Responsibilities are to provide oversight of the Site Technical Services Vaccines and Gene Therapy Drug Substance/Drug Product Groups while managing departmental milestones and establishing long term group direction.

Responsibilities are to provide oversight of the day-to-day operation of the Site Technical Services Group while managing departmental milestones and establishing long term group direction.

Responsibilities were monitoring, troubleshooting, and optimizing a bacterial fermentation and protein purification process. Unit operations include Centrifugation, Depth Filtration, NFF, TFF, Ion Exchange Chromatography, CIP and SIP. To assist with the monitoring of such a highly automated and technically challenging process, I developed algorithms to automatically extract continuous process data from the process historian, perform engineering calculations on the data, and then store this new analysis data in an integrated database. These continuous datasets often exceed 1 millions rows of some twenty to fifty columns of data. This analysis data as well as the raw continuous are then used to model (multivariate - projection to latent structures and eventually theoretical models such as mass balance equations) critical attributes such as yield and product purity. This type of data analytics is regularly used to support troubleshooting and continuous improvement activities. I am Six Sigma Green Belt certified with multiple years of experience at leading cross functional teams to resolve highly technical issues.I am also responsible for authoring, executing, and maintaining all related process validation activities as well as providing SME input and root cause analysis support for process related quality investigations. I led a CIP optimization project, which eliminated the wasting of nearly 455,000 gal/yr of WFI. To guide this optimization exercise, I deployed an iterative process of review/modify/monitor to help us fine tune the cycles to capture optimal results. I led an evaluation of the variability of a raw material, which has since resulted in a sustained yield increase of 13%. I have also taken responsibility for maintaining and developing the facility’s Multivariate Process Monitoring program (SIMCA).

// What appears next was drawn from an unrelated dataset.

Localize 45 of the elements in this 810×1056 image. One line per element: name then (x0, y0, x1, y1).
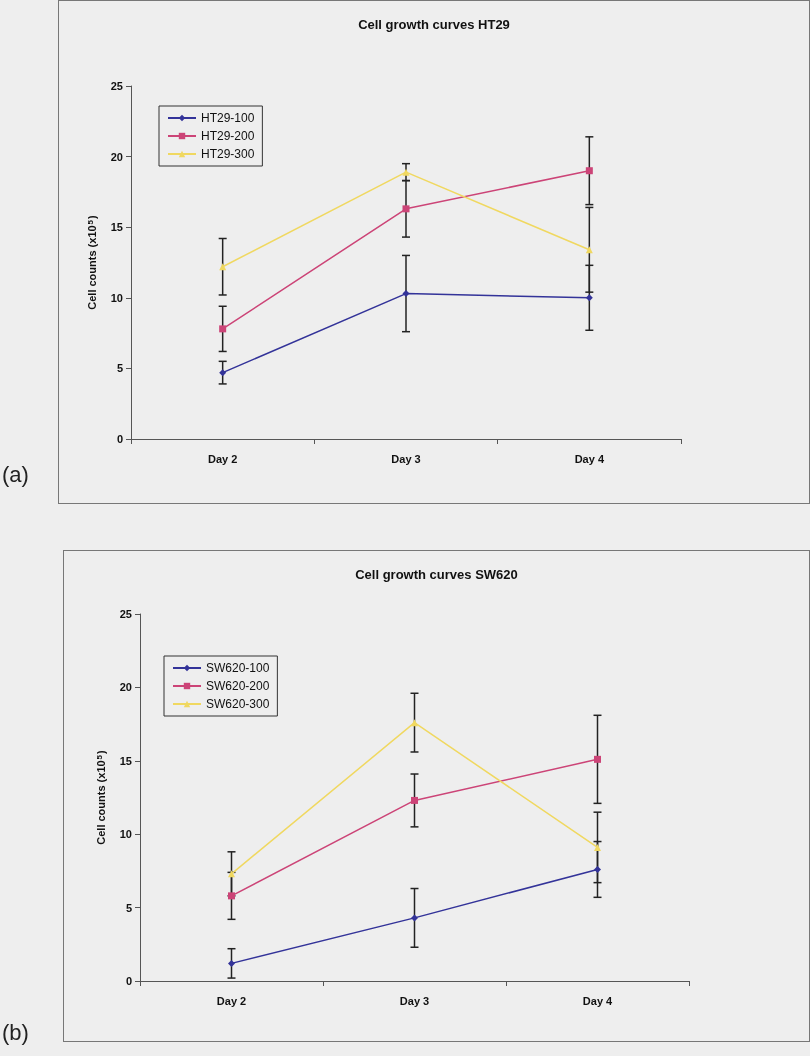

I was the lead clinical scientist for the upstream process (Media Preparation, Seed Expansion, Fermentation, Flocculation, Centrifugation, and Normal Flow Filtration) of a phase I clinical product. The initial responsibilities were primarily focused on facility fit and automation code design/development. Those activities were followed by the authoring of SOPs for new equipment as well as the authoring of the new batch records and compounding records. Once these new documents were drafted, I spent several weeks performing both classroom and on the floor training for manufacturing technicians and process engineers. The following phase of the project included both code shakedown and water batch execution to ensure the process was designed to satisfy all technology transfer requirements. Once the process was confirmed to be ready and the manufacturing support was trained and confident, I lead the day-to-day floor activities associated with the clinical batch execution. The clinical campaign was 100% successful from start to finish with batch yields that met or exceeded development's expectations and batch quality that was perfectly in-line with lab scale experience.

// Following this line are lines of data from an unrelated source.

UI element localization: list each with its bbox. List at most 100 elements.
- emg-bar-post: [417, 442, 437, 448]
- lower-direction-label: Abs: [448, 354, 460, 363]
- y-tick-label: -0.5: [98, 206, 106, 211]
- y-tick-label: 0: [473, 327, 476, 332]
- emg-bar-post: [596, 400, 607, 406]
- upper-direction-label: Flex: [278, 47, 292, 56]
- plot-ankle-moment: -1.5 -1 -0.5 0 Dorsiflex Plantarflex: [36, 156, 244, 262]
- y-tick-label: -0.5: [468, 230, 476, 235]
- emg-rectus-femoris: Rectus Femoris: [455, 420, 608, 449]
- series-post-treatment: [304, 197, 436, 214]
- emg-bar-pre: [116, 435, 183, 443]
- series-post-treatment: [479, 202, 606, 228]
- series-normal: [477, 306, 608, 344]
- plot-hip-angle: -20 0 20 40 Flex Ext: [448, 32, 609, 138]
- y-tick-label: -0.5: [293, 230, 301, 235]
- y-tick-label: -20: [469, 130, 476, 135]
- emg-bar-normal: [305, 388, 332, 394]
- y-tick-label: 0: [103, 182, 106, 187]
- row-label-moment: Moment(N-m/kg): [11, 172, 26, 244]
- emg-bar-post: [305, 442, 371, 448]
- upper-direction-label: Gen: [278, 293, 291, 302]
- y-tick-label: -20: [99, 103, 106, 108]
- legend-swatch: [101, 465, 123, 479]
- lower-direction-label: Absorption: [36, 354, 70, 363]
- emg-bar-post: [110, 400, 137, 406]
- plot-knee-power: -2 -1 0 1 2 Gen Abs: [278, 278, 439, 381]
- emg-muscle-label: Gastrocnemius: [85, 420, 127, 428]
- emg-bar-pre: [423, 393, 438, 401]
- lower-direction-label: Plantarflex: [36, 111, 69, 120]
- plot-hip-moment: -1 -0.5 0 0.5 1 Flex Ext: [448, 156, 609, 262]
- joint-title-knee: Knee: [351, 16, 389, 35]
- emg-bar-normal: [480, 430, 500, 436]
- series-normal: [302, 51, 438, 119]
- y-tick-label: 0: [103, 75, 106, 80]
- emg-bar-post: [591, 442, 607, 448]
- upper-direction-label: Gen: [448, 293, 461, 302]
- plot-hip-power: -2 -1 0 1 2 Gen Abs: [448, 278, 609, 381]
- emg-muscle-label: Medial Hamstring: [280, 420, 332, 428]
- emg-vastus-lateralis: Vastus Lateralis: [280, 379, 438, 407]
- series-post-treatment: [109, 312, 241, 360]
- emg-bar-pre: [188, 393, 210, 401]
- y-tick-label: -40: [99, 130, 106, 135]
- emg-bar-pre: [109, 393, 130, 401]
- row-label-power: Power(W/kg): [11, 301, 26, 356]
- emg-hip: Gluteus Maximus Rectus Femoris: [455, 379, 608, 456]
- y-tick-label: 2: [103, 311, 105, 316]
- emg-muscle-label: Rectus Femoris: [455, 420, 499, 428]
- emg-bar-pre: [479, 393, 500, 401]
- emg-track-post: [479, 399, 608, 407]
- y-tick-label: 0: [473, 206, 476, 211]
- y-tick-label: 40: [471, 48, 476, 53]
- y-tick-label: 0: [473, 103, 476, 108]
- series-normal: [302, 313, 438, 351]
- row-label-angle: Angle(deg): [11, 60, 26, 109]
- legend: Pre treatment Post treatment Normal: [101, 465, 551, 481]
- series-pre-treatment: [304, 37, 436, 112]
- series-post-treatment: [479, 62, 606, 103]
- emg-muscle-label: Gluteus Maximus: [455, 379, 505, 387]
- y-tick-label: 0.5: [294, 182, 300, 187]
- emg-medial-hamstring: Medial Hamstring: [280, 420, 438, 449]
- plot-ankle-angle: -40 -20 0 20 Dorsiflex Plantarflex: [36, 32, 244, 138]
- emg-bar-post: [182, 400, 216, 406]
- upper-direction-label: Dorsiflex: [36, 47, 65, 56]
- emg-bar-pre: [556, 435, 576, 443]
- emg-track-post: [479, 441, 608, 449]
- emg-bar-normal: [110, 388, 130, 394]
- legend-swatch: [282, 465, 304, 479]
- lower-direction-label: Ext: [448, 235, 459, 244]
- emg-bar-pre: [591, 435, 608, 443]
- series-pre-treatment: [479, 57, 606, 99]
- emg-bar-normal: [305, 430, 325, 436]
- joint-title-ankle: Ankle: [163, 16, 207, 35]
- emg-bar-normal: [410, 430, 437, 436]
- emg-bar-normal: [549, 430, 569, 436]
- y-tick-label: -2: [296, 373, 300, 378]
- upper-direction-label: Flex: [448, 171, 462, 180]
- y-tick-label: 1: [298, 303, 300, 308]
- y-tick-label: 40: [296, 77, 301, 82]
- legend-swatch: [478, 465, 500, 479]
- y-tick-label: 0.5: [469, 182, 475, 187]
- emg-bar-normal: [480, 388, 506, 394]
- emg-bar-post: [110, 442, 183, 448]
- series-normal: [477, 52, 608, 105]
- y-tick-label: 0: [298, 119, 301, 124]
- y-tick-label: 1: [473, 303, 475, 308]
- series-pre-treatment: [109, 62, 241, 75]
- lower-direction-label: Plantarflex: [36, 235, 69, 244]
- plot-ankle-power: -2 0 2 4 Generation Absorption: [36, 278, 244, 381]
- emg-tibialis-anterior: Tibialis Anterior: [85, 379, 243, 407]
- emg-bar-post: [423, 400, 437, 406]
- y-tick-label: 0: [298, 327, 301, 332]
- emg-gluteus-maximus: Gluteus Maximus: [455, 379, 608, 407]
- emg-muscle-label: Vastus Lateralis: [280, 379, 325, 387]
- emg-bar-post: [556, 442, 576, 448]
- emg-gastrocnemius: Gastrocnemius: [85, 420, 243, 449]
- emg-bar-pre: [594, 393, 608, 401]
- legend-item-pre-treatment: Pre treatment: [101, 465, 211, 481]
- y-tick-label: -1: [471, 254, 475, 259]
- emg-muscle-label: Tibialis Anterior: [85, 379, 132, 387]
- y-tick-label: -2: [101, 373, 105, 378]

Statistical Process Control (SPC)/Process InformaticsDeveloping and maintaining our process monitoring technologies were the primary responsibilities. My main accomplishment in this position was to develop an automated discrete process data and product stability monitoring tool. I lead the technology development, implementation, and validation activities to a level that surpassed the expectations of global business technology (BT) management. I also attended a multivariate (PCA/PLS) course from UMetrics and learned to develop batch trajectory models. This approach to modeling was highly successful in predicting processing abnormalities in unit operations from fermentation to column chromatography. I also developed an understanding of various statistical analyses such as Multivariate Linear Regression, non-Parametric Analyses, and Process Capability. Other activities included New Drug Product Specification derivations and agency submission documents. I also supported numerous investigations and commitments. All together this position was a great opportunity to develop a highly coveted skill set, especially considering the new FDA guidelines, and to gain experience in a GMP environment.